The drishti PR — adoption as deletion. hostRegistry.ts + admin-surface.ts replaced by map consumption; behavior parity (tab strip, fleet cards, add/remove/reconnect, ?host= deep links); acceptance = the deletion diff + parity screenshots. This is the pairing PR the surface gate requires, made substantive.
Risks, named with mitigations: dedup input-hashing — stable-stringify only zod-validated static inputs, throw on functions; end-vs-error ordering on removal — the map completes streams before the registry destroys the session (pinned above); chip fan-out cost — bounded by pool size and the urgency-count wire rule (W5), measured in the PR.

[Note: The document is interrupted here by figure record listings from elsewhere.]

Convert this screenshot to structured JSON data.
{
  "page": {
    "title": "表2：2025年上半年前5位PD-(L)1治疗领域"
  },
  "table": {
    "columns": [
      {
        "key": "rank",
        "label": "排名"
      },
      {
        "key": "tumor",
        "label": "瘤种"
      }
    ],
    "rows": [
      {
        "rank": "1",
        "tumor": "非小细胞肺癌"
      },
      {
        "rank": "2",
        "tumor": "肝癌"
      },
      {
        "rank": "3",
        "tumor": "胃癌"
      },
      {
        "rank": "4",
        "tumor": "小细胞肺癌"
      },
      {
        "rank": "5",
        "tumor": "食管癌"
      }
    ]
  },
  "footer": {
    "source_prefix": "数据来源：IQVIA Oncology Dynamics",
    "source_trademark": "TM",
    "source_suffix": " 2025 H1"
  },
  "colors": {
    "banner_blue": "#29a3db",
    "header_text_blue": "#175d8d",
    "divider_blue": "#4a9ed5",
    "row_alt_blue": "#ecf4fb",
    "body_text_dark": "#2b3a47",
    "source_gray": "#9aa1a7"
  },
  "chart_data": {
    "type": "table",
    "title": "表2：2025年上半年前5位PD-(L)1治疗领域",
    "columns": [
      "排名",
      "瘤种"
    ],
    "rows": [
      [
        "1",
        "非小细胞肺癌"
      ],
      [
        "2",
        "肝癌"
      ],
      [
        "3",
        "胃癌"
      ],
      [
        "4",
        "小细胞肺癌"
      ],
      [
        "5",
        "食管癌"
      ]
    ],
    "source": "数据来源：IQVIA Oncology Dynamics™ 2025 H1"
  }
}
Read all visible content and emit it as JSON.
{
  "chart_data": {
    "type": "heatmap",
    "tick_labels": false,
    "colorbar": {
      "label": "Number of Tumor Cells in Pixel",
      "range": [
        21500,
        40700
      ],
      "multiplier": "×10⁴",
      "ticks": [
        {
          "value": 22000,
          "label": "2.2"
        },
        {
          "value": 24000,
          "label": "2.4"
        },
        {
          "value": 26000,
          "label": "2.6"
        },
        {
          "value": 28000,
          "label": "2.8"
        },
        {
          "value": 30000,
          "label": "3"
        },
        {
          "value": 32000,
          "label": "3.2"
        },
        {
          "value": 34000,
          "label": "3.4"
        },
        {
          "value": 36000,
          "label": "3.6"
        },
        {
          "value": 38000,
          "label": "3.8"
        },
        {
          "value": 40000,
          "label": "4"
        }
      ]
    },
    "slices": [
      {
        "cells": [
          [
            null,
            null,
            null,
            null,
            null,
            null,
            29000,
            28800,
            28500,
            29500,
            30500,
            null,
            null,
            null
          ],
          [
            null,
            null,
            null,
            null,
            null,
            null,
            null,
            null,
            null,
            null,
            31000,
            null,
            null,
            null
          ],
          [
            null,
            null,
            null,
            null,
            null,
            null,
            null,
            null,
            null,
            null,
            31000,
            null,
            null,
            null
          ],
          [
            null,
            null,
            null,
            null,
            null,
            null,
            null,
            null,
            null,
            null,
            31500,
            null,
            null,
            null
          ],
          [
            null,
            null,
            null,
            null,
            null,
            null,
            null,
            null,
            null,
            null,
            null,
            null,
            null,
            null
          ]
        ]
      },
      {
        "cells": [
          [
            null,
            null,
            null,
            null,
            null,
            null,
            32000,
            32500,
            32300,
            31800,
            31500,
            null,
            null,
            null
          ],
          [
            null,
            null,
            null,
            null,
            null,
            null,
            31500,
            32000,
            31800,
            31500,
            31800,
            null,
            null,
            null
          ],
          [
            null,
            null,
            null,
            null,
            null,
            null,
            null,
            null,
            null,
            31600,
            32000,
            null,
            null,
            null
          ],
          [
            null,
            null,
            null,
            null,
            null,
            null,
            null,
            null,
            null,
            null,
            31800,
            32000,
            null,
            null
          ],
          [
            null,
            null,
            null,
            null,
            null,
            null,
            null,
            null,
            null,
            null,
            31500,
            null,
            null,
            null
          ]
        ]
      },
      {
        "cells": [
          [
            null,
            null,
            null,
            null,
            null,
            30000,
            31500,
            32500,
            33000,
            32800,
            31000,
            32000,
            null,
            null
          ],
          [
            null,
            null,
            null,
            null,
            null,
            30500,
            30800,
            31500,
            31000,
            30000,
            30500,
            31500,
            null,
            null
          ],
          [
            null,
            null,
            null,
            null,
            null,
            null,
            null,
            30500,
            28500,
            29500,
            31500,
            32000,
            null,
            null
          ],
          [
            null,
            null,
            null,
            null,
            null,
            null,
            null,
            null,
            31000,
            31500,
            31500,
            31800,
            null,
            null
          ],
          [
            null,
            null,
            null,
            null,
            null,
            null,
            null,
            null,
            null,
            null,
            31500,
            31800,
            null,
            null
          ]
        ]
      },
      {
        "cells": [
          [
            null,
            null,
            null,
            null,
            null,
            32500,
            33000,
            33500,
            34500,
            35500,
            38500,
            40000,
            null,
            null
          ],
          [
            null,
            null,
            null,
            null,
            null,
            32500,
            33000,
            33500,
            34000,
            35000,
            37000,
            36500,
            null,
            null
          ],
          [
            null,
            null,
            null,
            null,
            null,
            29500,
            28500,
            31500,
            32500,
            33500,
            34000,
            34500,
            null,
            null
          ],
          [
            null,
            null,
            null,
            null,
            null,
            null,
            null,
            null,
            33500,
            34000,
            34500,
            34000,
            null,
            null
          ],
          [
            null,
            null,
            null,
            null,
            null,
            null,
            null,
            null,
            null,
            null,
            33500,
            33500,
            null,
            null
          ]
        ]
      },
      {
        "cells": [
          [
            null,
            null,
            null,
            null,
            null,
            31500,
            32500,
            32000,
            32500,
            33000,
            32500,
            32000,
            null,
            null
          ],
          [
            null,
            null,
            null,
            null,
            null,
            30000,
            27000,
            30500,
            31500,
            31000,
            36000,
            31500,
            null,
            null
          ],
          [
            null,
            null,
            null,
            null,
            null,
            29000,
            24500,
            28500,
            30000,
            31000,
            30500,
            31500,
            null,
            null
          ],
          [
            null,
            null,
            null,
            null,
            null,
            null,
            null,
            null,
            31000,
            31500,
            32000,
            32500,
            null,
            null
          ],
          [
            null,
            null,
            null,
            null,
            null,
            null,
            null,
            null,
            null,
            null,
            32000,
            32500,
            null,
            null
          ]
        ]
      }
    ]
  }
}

Both PRs run the full gauntlet — the C1–C7 checks first (C2 reads every new export from the consumer’s chair; this design exists because that chair was empty last time), then lens/codex/simplify/police, then /perfection-review against the invariant table above: for each row, either cite the structural mechanism or construct the defect — no “acceptable for scope”.